One consequence of this, Bullaro believed, was that it made in
surance selling less tolerable to women than to men; women tend to avoid situations that could lead to face-to-face rejection, whereas men become accustomed to it early in life when they begin to make sexual advances, and they soon accept rejection as a natural if not pleasant part of life. Bullaro noticed during the first day at the conference that there were only four women among the seventy new agents; one of the women, however, had surpassed nearly all of the men in sales, and Bullaro had already heard of her by reputation before meeting her in the cocktail lounge that first evening.

 

He had been sitting with three other executives when she entered the crowded room alone, and, after one of the men who knew her asked if she would join them, she did. Her name was Barbara Cramer. She was a petite, bespectacled woman in her mid-twenties with short blond hair and a well-proportioned body clothed in a dark tailored business suit; though somewhat plain, she was attractive in a boyish way. She sat next to Bullaro and, after refusing a cigarette and ordering a drink, she listened quietly but attentively as the men resumed their conversation. They were talking about the Keogh plan, a tax-free pension program for self-employed citizens that Congress had just passed, and, without abruptly interjecting herself, she nonetheless conveyed the impression that she knew as much as they did about the complexities of the plan.

The business discussion went on for an hour and two more rounds of drinks, after which the men stood to say good night and left Bullaro at the table with Barbara Cramer.
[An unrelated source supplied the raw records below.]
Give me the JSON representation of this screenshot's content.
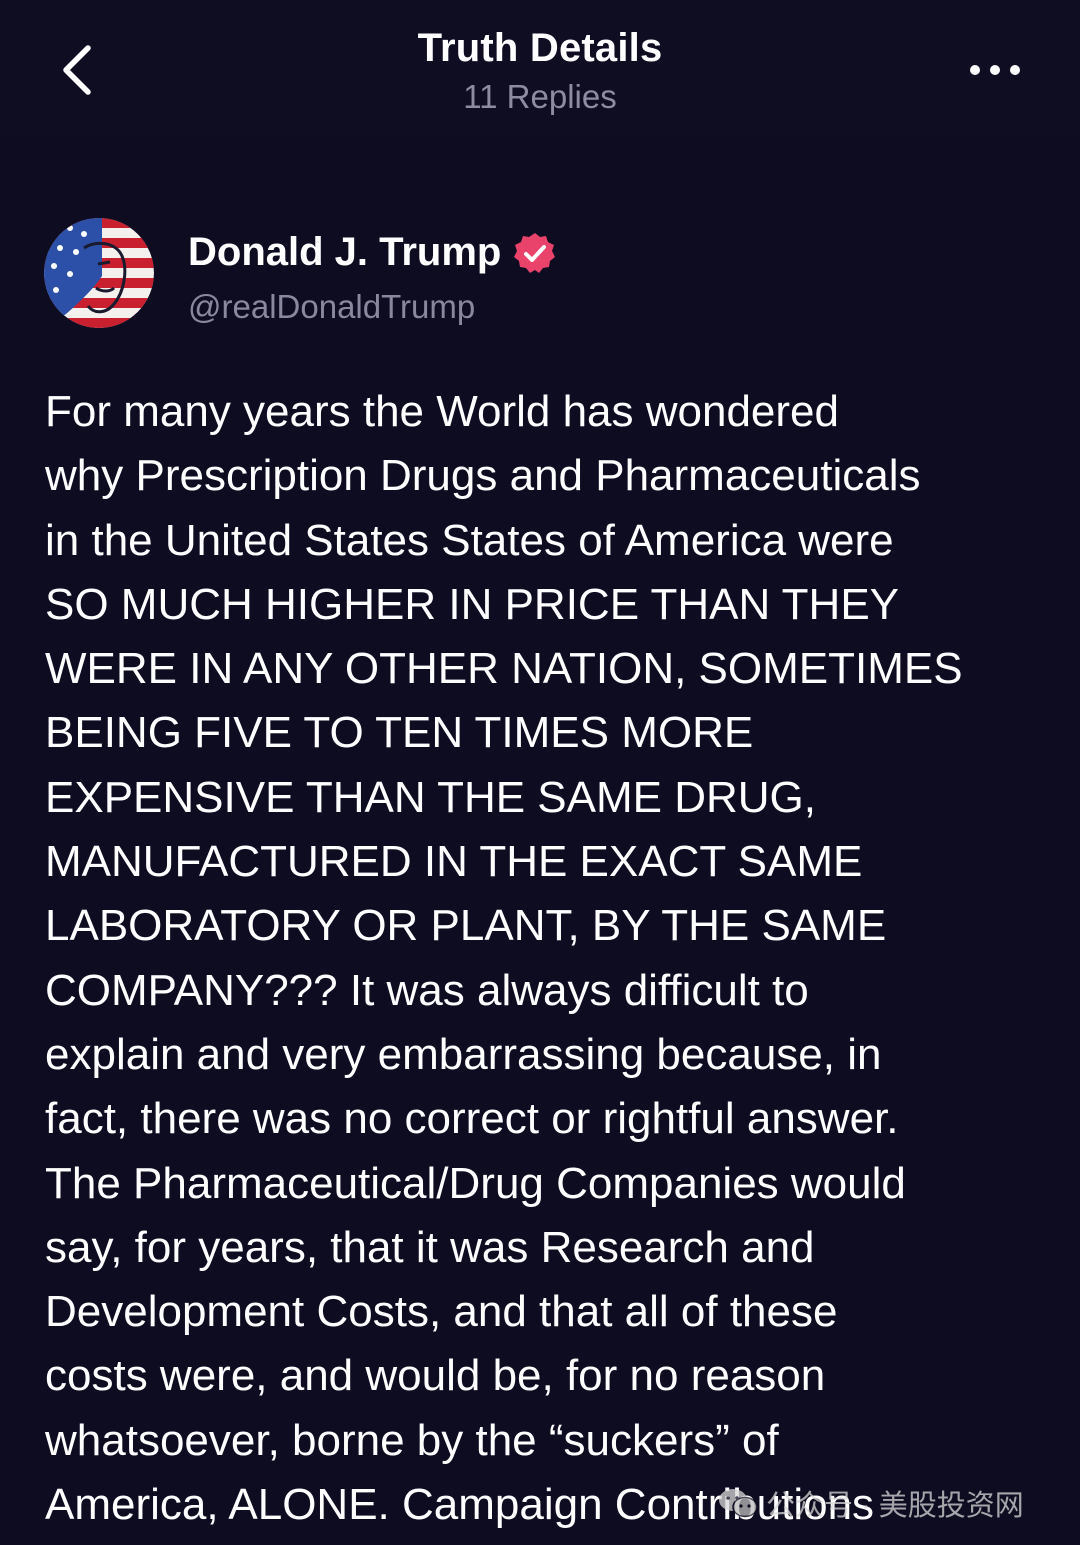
{
  "header": {
    "title": "Truth Details",
    "replies": "11 Replies"
  },
  "post": {
    "author_name": "Donald J. Trump",
    "author_handle": "@realDonaldTrump",
    "verified": true,
    "body": "For many years the World has wondered\nwhy Prescription Drugs and Pharmaceuticals\nin the United States States of America were\nSO MUCH HIGHER IN PRICE THAN THEY\nWERE IN ANY OTHER NATION, SOMETIMES\nBEING FIVE TO TEN TIMES MORE\nEXPENSIVE THAN THE SAME DRUG,\nMANUFACTURED IN THE EXACT SAME\nLABORATORY OR PLANT, BY THE SAME\nCOMPANY??? It was always difficult to\nexplain and very embarrassing because, in\nfact, there was no correct or rightful answer.\nThe Pharmaceutical/Drug Companies would\nsay, for years, that it was Research and\nDevelopment Costs, and that all of these\ncosts were, and would be, for no reason\nwhatsoever, borne by the “suckers” of\nAmerica, ALONE. Campaign Contributions"
  },
  "watermark": {
    "text": "公众号 · 美股投资网"
  },
  "colors": {
    "background": "#0e0c21",
    "verified_badge": "#e9436b",
    "secondary_text": "#8e8ca3"
  },
  "icons": {
    "back": "chevron-left-icon",
    "more": "more-horizontal-icon",
    "verified": "verified-badge-icon"
  }
}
Though she made no move to leave, she did complain of a mild headache, and Bullaro offered to get her an aspirin. The bar was crowded and so Bullaro walked across the lobby toward his room, which was nearby on the second floor. As he opened his medicine cabinet, he heard the door to his room close behind him. Turning, he saw that Barbara Cramer had followed him. She was standing next to the bed, and was smiling.

“I’ve decided,” she said, “that I probably need more than an aspirin. I need a good lay.”

He knew that he had heard her correctly, but even so he was astonished by her directness. His first concern was whether she had been seen by any of his associates as she entered his room. The regional vice-president was next door, and other executives were across the hall; but before he could say anything she had removed her jacket and her shoes, and was beginning to unbutton her blouse.